Faculty Spotlight

Kirsten Matoy Carlson named ABF/JPB Foundation Access to Justice Scholar for 2023-24 cohort

Wayne Law Professor Kirsten Matoy Carlson has been selected to join the 2023-24 cohort of faculty scholars in the ABF/JPB Foundation Access to Justice Scholars Program.

The Access to Justice Scholars Program promotes the next generation of scholars and supports the infrastructure of the burgeoning field of access to justice. It brings together scholars from across the country from many disciplines — including law, political science, public health and sociology — to foster discoveries and build theoretical and empirical understanding of what is happening with access to civil justice.

Carlson is one of six faculty scholars elected by an advisory committee from a highly qualified pool of applicants with diverse academic backgrounds and project proposals. The faculty scholars will bring their unique expertise to further the program’s core mission: generating impactful research on access to civil justice and translating this research into practice. The scholars’ projects will produce both discoveries to inform social scientific understandings of access to civil justice, and knowledge to inform real-world policy and reduce poverty and inequality in the United States and beyond. Carlson’s work will investigate the gaps in existing measures of outcomes and impacts for legal services delivery in Native communities in the United States.

With funding from the JPB Foundation, the ABF supports these faculty scholars through mentorship, intellectual community and funding. Their projects span an array of topics, including Puerto Rico’s Medicaid program, legal service delivery in indigenous communities in the United States, how consumers engage with the civil legal system, unaccompanied children facing deportation in U.S. immigration courts, legal aid for eviction defense, and racial inequalities in driver’s license suspension.

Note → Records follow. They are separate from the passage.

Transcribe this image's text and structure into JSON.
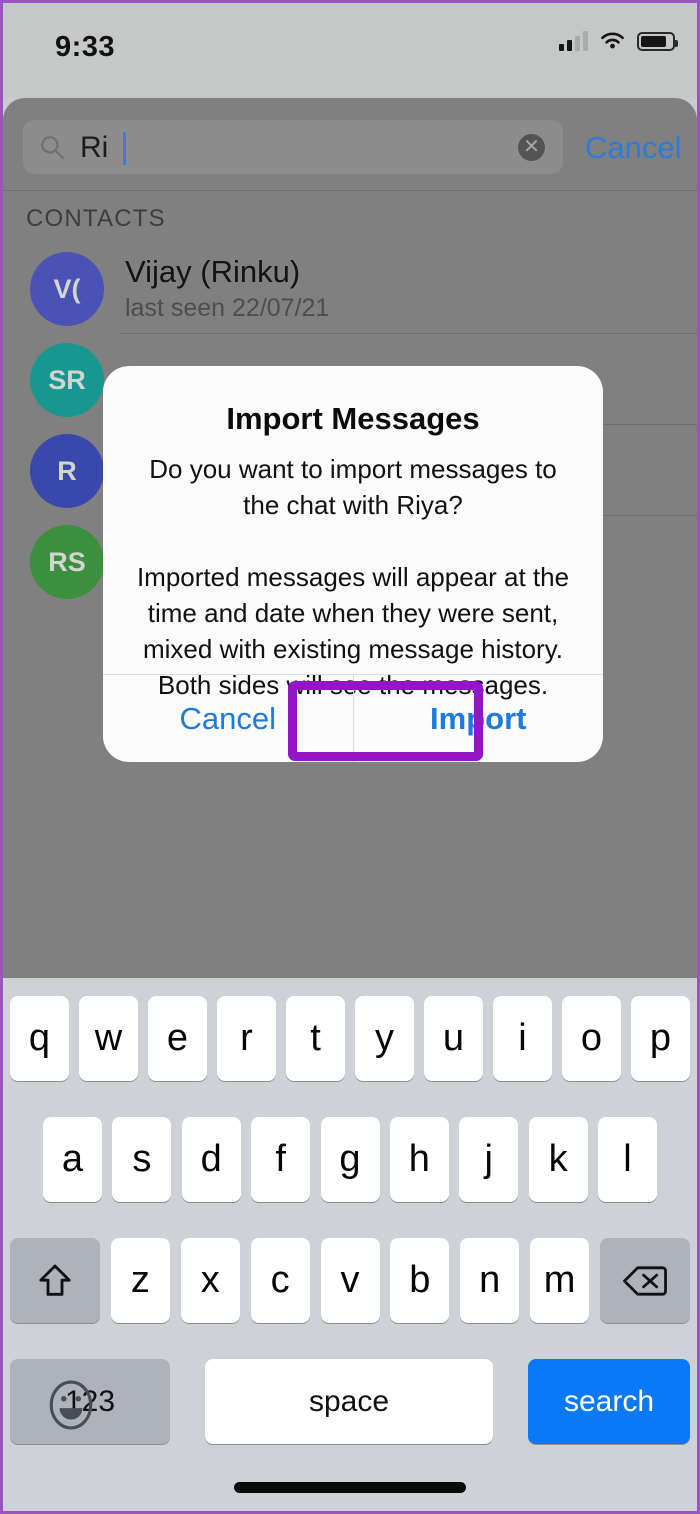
{
  "status_bar": {
    "time": "9:33",
    "cellular_icon": "cellular-signal-icon",
    "wifi_icon": "wifi-icon",
    "battery_icon": "battery-icon"
  },
  "search": {
    "icon": "search-icon",
    "value": "Ri",
    "clear_icon": "clear-circle-icon",
    "clear_glyph": "✕",
    "cancel_label": "Cancel"
  },
  "list": {
    "section_header": "CONTACTS",
    "contacts": [
      {
        "initials": "V(",
        "name": "Vijay (Rinku)",
        "subtitle": "last seen 22/07/21",
        "avatar_color": "#4a52b5"
      },
      {
        "initials": "SR",
        "name": "",
        "subtitle": "",
        "avatar_color": "#17978f"
      },
      {
        "initials": "R",
        "name": "",
        "subtitle": "",
        "avatar_color": "#3a48ab"
      },
      {
        "initials": "RS",
        "name": "",
        "subtitle": "",
        "avatar_color": "#3c8f3f"
      }
    ]
  },
  "dialog": {
    "title": "Import Messages",
    "body": "Do you want to import messages to the chat with Riya?\n\nImported messages will appear at the time and date when they were sent, mixed with existing message history. Both sides will see the messages.",
    "cancel_label": "Cancel",
    "import_label": "Import",
    "highlight_color": "#9314c9",
    "action_color": "#1d7ae0"
  },
  "keyboard": {
    "row1": [
      "q",
      "w",
      "e",
      "r",
      "t",
      "y",
      "u",
      "i",
      "o",
      "p"
    ],
    "row2": [
      "a",
      "s",
      "d",
      "f",
      "g",
      "h",
      "j",
      "k",
      "l"
    ],
    "row3": [
      "z",
      "x",
      "c",
      "v",
      "b",
      "n",
      "m"
    ],
    "shift_icon": "shift-arrow-icon",
    "backspace_icon": "backspace-icon",
    "numbers_label": "123",
    "space_label": "space",
    "search_label": "search",
    "search_key_color": "#0a79f7",
    "emoji_icon": "emoji-smiley-icon"
  },
  "home_indicator": "home-indicator-bar"
}
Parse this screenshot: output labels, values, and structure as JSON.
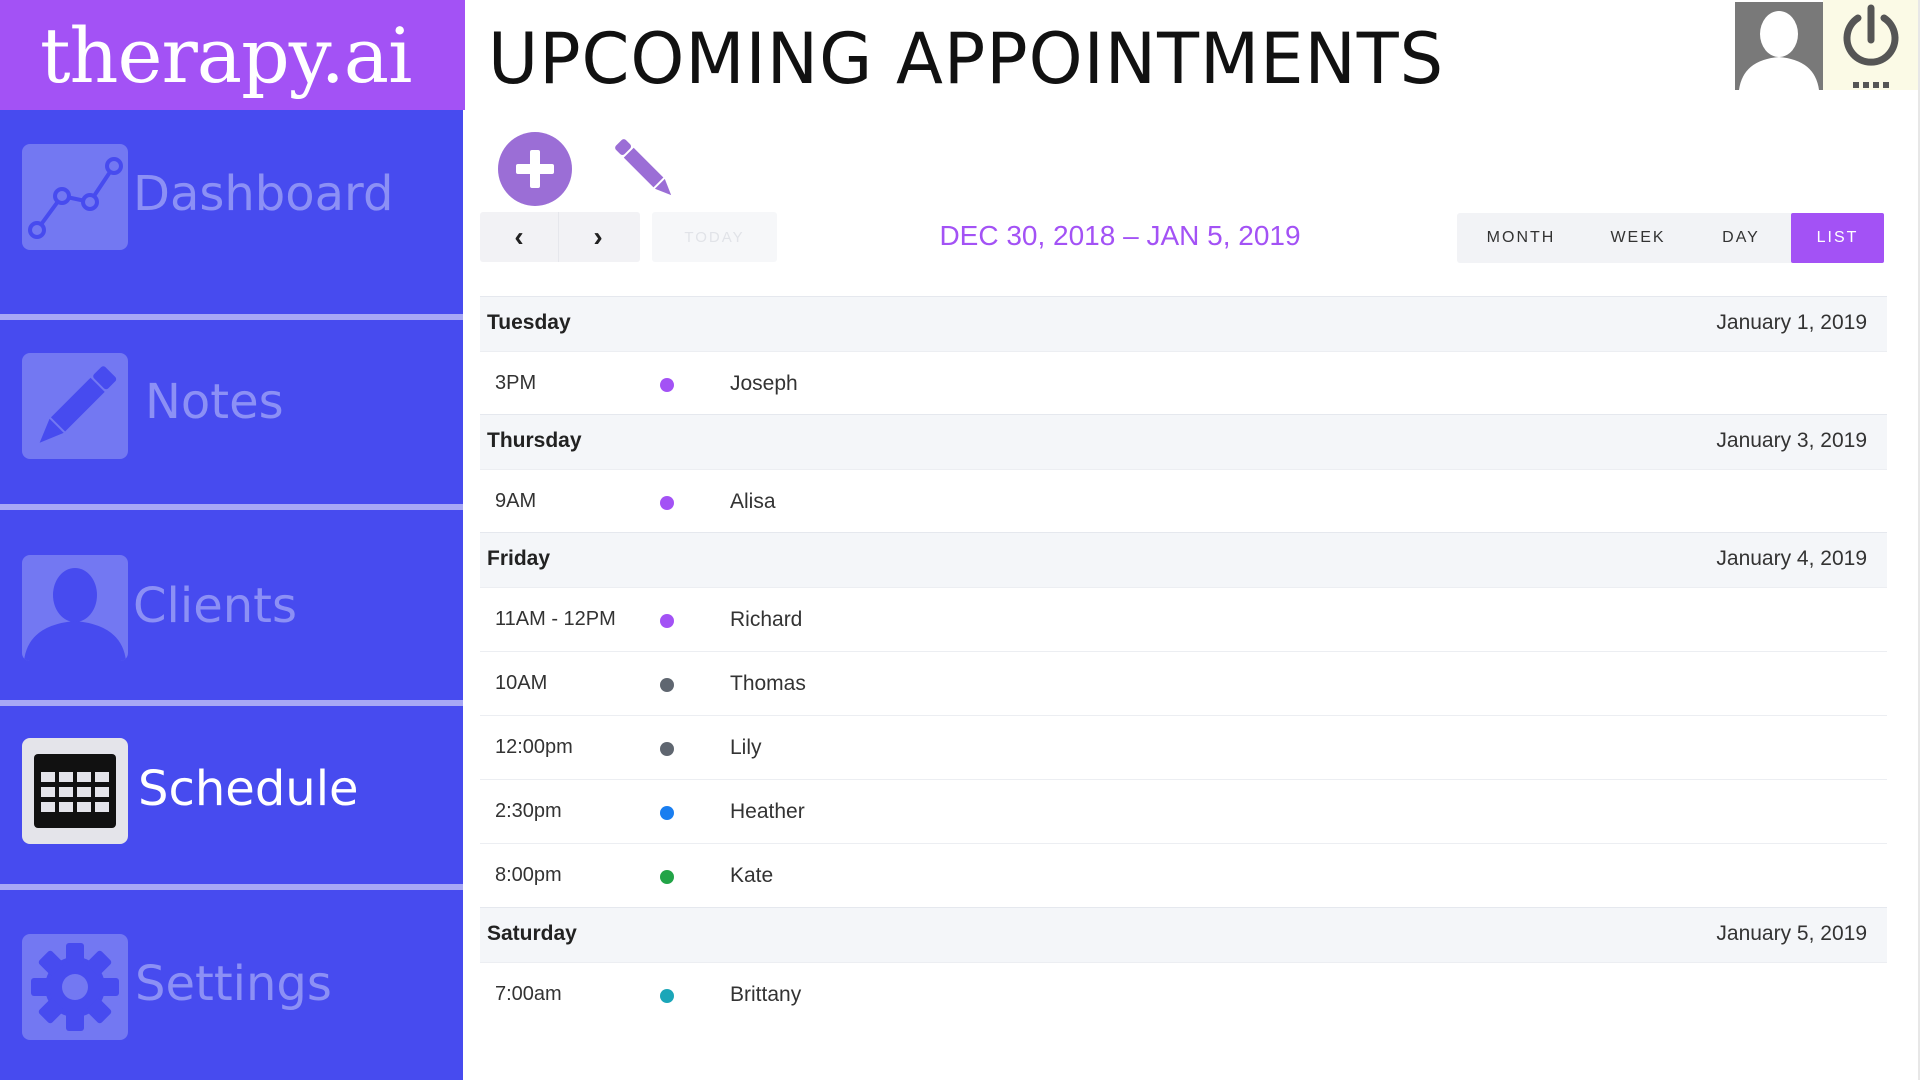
{
  "app": {
    "logo": "therapy.ai"
  },
  "sidebar": {
    "items": [
      {
        "label": "Dashboard",
        "icon": "chart-line-icon",
        "active": false
      },
      {
        "label": "Notes",
        "icon": "pencil-icon",
        "active": false
      },
      {
        "label": "Clients",
        "icon": "person-icon",
        "active": false
      },
      {
        "label": "Schedule",
        "icon": "calendar-grid-icon",
        "active": true
      },
      {
        "label": "Settings",
        "icon": "gear-icon",
        "active": false
      }
    ]
  },
  "header": {
    "title": "UPCOMING APPOINTMENTS",
    "avatar_icon": "avatar-icon",
    "power_icon": "power-icon"
  },
  "toolbar": {
    "add_icon": "plus-circle-icon",
    "edit_icon": "pencil-icon"
  },
  "calendar": {
    "prev": "‹",
    "next": "›",
    "today": "TODAY",
    "range": "DEC 30, 2018 – JAN 5, 2019",
    "views": [
      "MONTH",
      "WEEK",
      "DAY",
      "LIST"
    ],
    "active_view": "LIST",
    "days": [
      {
        "name": "Tuesday",
        "date": "January 1, 2019",
        "events": [
          {
            "time": "3PM",
            "name": "Joseph",
            "color": "#a352f5"
          }
        ]
      },
      {
        "name": "Thursday",
        "date": "January 3, 2019",
        "events": [
          {
            "time": "9AM",
            "name": "Alisa",
            "color": "#a352f5"
          }
        ]
      },
      {
        "name": "Friday",
        "date": "January 4, 2019",
        "events": [
          {
            "time": "11AM - 12PM",
            "name": "Richard",
            "color": "#a352f5"
          },
          {
            "time": "10AM",
            "name": "Thomas",
            "color": "#5f6670"
          },
          {
            "time": "12:00pm",
            "name": "Lily",
            "color": "#5f6670"
          },
          {
            "time": "2:30pm",
            "name": "Heather",
            "color": "#1a7ef0"
          },
          {
            "time": "8:00pm",
            "name": "Kate",
            "color": "#22a447"
          }
        ]
      },
      {
        "name": "Saturday",
        "date": "January 5, 2019",
        "events": [
          {
            "time": "7:00am",
            "name": "Brittany",
            "color": "#1ba6b8"
          }
        ]
      }
    ]
  },
  "colors": {
    "accent": "#a352f5",
    "sidebar": "#474bef",
    "sidebar_text": "#8c90f5"
  }
}
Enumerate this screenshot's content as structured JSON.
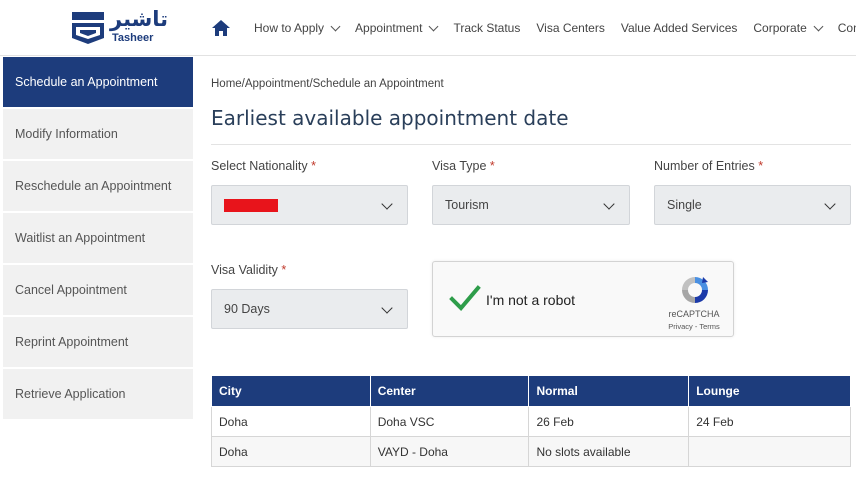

headshot of Kirsten Matoy Carlson
Kirsten Matoy Carlson
“America’s access to justice crisis is decades old and, sadly, deepening,” said ABF Faculty Fellow and Access to Justice Scholars Program Director Rebecca Sandefur. “I’m thrilled to announce this year’s cohort of scholars, whose insights and creativity bring new thinking to the program. Their projects engage new kinds of partnerships critical to giving people and communities effective tools to combat poverty and the power to use their own laws as members of our democracy.”

Carlson is a leading authority on federal Indian law. Her interdisciplinary, empirical research investigates access to justice issues, including legal mobilization and law reform strategies used by Native peoples to reform law and policy effectively. Her work seeks to elevate Native voices in their quest for justice within the legal system. She integrates traditional legal analysis with social science methodologies for studying access to justice issues. Carlson’s groundbreaking research has revealed how tribal governments and Native organizations influence the federal legislative process to effect real world change in the lives of Native people. It has been funded by the National Science Foundation and the Levin Center for Oversight and Democracy at Wayne Law. Her articles have appeared in the Michigan Law Review, Minnesota Law Review, University of Colorado Law Review, Indiana Law Journal, Harvard Journal on Legislation, Law and Society Review, and been selected for presentation at the Harvard/Stanford/Yale Junior Faculty Forum at Harvard Law School.

Currently, Carlson teaches Federal Indian Law, Legislation, Legal Change and Civil Procedure at Wayne State University Law School. She has received the Donald H. Gordon Award for Excellence in Teaching and been selected by students as the Professor of the Year, First Year.

Carlson brings a range of professional and academic experience to her teaching and research. She serves on the State Bar of Michigan Standing Committee on American Indian Law and is a fellow of the American Bar Foundation. Prior to joining Wayne Law, she advocated nationally and internationally to protect the rights of Indian nations as a staff attorney at the Indian Law Resource Center. She led the center’s advocacy efforts to restore criminal jurisdiction to Indian nations to end violence against women in Indian Country. She also clerked for the Hon. Diana E. Murphy of the 8th U.S. Circuit Court of Appeals.

Carlson earned her law degree cum laude and a doctorate in political science from the University of Michigan; a master of arts with distinction in Māori studies from the University of Wellington, New Zealand; and a bachelor’s in international studies from Johns Hopkins University.